Still, some of my fondest memories was my dad tearing the walls down and reinsulating them. I was just a wee lad of five or six, and my dad was blowing my mind because he was taking walls down with a hammer, putting in wood braces to strengthen the building, and installing strips of insulation. I grew up in England, and a lot of the buildings there are very old, with terrifically bad insulation. Much of British culture, in fact, can be deduced from the fact that we spend nine or ten months out of the year absolutely freezing every night if we so much as take a coat off indoors for a minute. My dad was a tinkerer, though. He knew what to do to get the old plumbing working, and how to take off windows and replace them, and even do some light electrical work. He was also a master of knowing when to stop. Even at a young age, he would point to the gas lines in the wall and tell me not to touch, no matter what. He'd call in a bloke for the furnace, too. Some things are actually terrifically dangerous, even in the average home. He often spent a night hunched over some piece of the car, or some broken thing from the house, working it out. He'd only replace it if he couldn't fix it. You know, sometimes he could fix it.

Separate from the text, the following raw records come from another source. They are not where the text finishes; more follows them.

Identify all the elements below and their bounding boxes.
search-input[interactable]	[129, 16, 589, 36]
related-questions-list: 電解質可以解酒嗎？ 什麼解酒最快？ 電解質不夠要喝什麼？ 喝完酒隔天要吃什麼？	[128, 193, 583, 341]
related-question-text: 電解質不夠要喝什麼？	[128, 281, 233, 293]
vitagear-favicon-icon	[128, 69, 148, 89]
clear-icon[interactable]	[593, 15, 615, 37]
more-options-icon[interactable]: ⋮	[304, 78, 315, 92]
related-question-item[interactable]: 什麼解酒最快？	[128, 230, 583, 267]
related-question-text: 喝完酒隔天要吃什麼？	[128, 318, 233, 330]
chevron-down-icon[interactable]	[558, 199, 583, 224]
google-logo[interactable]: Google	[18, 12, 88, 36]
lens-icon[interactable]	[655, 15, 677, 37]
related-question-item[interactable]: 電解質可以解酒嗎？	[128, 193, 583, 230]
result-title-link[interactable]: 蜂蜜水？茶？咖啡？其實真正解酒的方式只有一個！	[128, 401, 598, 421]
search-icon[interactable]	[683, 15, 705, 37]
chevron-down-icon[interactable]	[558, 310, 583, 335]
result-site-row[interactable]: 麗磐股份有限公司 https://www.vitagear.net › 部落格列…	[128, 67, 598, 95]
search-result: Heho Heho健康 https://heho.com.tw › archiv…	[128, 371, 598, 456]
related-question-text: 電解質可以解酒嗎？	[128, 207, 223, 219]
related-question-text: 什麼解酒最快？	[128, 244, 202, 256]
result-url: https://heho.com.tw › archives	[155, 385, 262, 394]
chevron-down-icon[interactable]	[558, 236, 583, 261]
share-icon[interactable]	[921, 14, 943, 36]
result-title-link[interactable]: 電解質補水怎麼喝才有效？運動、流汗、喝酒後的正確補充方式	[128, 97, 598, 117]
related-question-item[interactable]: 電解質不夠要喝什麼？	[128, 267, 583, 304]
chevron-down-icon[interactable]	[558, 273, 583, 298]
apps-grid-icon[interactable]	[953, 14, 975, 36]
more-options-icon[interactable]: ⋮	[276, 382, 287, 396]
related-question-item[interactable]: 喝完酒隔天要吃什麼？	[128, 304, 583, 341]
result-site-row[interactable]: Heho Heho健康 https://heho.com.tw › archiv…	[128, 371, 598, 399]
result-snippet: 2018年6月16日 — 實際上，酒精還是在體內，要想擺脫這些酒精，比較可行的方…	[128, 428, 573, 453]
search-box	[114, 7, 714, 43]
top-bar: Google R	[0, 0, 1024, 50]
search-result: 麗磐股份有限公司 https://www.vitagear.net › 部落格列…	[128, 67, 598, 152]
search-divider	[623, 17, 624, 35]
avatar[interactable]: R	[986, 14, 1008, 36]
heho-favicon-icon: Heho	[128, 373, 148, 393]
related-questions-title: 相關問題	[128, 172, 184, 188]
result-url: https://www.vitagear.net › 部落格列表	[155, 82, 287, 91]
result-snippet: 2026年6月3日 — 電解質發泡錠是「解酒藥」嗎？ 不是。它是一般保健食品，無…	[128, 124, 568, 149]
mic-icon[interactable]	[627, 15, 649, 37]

This is the kind of father I try to be for my girls. I try to make sure they know what skills are important to remember, generation-to-generation, because we cannot count on the government of big business to do anything but regulate them into obsolescence. If we don't keep these skills in place for our households, our children, and our communities, we cannot expect to survive and thrive when what we view as a solid, reliable system of infrastructure is so incredibly young that we don't even really know how long it will last. Really, supermarkets are less than a hundred years old. Agribusiness arose in the 70s as a response to a system created by excessive government regulations and subsidies. What we see as the way things are done, as our status quo, is an infant moment blinking in the face of human history.

It isn't so much an apocalyptic vision, but a truth that we shouldn't have to rely on someone else to take care of us when the going gets tough. We ought to have some semblance of toughness and self-reliance and resilience. We need to have the skills ready, because they are important skills. We need to pass them on to our children, too.